Das psychologische Experiment, das ich mir erlaubte mit Ihnen anzustellen, ist richtig gelungen: Sie haben mit dem Wort von der »grauen Theorie« gegenüber den Darlegungen meines letzten Briefes in erwarteter Weise reagiert. In welchem Zusammenhange Derartiges mit allgemeineren Fragen der Ästhetik steht, wollen wir vielleicht später einmal erörtern; dass ich letztlich nur Schwarz und Weiss, und das aus beiden sich ergebende Grau zum Gegenstande der Untersuchung machte, hatte seinen guten Grund darin, dass die dort angestellten Betrachtungen sich mit geringer Änderung auch auf die Farben im engeren Sinne anwenden lassen.

Nehmen Sie wieder ein farbiges Glas zur Hand – am besten ist es, ziemlich hell gefärbt, etwa grün oder orange – und betrachten Sie das Bild des Fensters, das sich darin spiegelt, wenn Sie mit dem Rücken zum Fenster das Glas vor einen dunklen Hintergrund halten. Das Spiegelbild von der vorderen Fläche kennen Sie bereits; es zeigt natürliche Farben, da es aus dem unverändert von der Vorderfläche gespiegelten Licht besteht. Nun suchen Sie das Nebenbild auf, das von der Hinterfläche der Glastafel gespiegelt wird; es ist gegen das erste ein wenig verschoben und daher nur an den überragenden Rändern leicht erkennbar. Auch wird es deutlicher, wenn Sie eine kleine Wendung zum Fenster hin machen. Dies Bild erscheint in der Farbe des Glases. Dass es so sein muss, lässt sich leicht absehen; wenn das farblose Tageslicht durch das Glas tritt, so wird es eben gefärbt; das ist die Eigenschaft des farbigen Glases. Hier ist das Licht aber nicht nur durch, die einfache Glasdicke gegangen und an der anderen Seite herausgetreten, wie wenn Sie etwa das Fenster durch das Glas betrachtet hätten, sondern da es an der Hinterflache der Glastafel gespiegelt worden ist, so hat es, um vorn wieder herauszutreten, die Glasdicke noch einmal durchmessen müssen. Dadurch ist es eben so stark gefärbt, als wäre es durch zwei Glasscheiben von der gleichen Beschaffenheit durchgegangen. Auf dieser Erscheinung beruht nun alle Wirkung der Farbstoffe oder Pigmente. Denn diese haben eine ähnliche Beschaffenheit wie das gefärbte Glas, sie sind Stoffe, die das Licht zwar durchlassen, aber nur, indem sie es gleichzeitig färben. Ebenso, wie ein farblos durchsichtiger Stoff in feiner Verteilung unverändertes, also im allgemeinen weisses Licht zurückwirft, so wirft ein Farbstoff gefärbtes Licht zurück, und er wird auch um so besser decken, je grosser seine Lichtbrechung und je feiner seine Verteilung ist.

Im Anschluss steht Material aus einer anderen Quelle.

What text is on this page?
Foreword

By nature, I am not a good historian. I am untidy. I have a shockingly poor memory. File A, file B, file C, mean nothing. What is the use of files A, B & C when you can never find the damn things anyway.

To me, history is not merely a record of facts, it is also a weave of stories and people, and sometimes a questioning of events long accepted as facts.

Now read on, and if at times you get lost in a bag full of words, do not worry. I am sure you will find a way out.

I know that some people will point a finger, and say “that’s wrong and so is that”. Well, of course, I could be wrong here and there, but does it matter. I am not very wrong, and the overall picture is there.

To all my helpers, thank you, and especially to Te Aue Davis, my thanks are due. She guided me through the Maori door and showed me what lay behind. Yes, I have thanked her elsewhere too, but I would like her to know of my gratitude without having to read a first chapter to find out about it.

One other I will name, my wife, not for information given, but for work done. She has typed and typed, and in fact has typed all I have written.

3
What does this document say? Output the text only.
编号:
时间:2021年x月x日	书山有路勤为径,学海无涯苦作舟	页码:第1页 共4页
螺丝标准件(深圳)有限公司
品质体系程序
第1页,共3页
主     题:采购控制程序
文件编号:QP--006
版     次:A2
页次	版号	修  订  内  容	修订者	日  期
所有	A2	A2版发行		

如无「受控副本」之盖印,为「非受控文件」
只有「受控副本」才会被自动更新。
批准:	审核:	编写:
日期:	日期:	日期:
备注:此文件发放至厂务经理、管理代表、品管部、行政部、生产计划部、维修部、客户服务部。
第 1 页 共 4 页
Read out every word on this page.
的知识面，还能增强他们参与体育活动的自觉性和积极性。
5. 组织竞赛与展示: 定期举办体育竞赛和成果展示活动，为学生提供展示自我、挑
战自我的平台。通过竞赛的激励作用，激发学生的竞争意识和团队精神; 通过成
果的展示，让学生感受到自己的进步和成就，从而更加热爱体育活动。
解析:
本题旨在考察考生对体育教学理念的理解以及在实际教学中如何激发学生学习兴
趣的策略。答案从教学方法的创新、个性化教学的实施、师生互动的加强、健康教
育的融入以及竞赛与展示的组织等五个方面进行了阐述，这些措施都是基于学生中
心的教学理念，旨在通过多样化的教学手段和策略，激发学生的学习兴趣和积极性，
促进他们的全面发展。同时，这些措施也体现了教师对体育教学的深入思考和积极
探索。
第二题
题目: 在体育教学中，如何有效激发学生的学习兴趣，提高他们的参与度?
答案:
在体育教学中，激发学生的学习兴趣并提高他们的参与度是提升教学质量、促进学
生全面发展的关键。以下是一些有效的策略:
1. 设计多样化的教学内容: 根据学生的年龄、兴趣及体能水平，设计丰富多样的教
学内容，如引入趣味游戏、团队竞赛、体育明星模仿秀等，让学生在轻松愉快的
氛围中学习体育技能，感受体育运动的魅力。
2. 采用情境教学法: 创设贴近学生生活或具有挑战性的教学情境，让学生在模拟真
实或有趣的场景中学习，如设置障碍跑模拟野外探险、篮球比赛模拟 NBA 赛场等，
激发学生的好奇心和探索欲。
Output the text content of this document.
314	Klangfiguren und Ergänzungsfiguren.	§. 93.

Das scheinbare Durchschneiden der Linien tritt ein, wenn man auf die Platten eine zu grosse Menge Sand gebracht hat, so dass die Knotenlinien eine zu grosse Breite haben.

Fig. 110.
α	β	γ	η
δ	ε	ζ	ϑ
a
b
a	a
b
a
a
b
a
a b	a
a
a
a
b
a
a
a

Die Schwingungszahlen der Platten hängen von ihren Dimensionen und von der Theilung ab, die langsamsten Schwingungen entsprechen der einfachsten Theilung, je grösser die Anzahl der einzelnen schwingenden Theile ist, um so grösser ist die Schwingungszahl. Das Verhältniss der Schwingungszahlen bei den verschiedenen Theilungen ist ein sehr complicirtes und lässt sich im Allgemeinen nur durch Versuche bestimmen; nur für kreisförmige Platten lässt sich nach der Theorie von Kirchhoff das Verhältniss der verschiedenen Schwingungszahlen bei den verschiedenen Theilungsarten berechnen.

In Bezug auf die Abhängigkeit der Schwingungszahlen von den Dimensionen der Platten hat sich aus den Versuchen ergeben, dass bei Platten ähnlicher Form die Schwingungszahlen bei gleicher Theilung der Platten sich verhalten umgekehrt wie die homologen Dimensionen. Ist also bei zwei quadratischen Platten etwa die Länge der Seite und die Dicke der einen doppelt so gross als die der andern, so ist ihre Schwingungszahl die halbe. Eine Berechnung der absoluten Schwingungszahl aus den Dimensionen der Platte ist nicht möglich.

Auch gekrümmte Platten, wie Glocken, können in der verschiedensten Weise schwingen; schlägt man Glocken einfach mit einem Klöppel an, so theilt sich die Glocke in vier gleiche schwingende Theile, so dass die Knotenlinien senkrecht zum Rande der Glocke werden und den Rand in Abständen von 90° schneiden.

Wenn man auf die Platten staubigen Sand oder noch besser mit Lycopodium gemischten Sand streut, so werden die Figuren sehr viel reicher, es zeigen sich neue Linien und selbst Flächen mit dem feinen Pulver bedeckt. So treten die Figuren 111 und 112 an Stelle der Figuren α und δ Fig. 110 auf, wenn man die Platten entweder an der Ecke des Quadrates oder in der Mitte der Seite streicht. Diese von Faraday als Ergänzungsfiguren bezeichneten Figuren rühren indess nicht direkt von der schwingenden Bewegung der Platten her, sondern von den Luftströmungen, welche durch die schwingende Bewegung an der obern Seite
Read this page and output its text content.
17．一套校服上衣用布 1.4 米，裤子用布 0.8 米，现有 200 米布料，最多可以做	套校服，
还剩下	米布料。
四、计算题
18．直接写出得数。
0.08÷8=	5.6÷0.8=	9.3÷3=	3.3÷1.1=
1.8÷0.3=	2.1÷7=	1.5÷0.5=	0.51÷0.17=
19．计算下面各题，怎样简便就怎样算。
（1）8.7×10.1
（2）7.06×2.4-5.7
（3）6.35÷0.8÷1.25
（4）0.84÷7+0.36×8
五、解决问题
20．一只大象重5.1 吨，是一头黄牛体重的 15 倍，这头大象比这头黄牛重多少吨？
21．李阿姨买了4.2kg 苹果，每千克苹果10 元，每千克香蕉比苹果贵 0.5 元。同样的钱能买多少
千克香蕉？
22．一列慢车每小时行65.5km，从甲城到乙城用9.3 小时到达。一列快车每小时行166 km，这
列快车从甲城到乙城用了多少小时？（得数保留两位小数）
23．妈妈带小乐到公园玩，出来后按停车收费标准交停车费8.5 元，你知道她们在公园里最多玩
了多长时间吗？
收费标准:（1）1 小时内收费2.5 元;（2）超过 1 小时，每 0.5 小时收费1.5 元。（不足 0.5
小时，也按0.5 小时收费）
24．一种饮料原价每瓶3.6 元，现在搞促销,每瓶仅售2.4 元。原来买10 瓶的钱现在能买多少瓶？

Zunächst werden Sie fragen: wie macht es der Farbstoff, damit das Licht farbig wird? Die Antwort ist: indem er gewisse Anteile des weissen Lichtes vernichtet. Die Optik lehrt bekanntlich, dass man das weisse Licht in eine Unzahl verschiedenfarbiger Lichtarten zerlegen kann, etwa indem man es durch ein gläsernes Prisma »bricht«. Bringt man diese verschiedenfarbigen Lichter wieder alle zusammen, so erhält man wieder weisses Licht. Nimmt man aber von den farbigen Lichtern einen Teil heraus, so gibt der Rest bei der Vereinigung gleichfalls ein farbiges Licht. Diese Eigenschaft haben nun die farbigen Körper: sie vernichten einen Teil des Lichtes, das durch sie geht, d. h. sie verwandelt es in Wärme, so dass es aufhört, als Licht zu existieren, und daher erscheint der durchgehende Rest in einer entsprechenden Farbe.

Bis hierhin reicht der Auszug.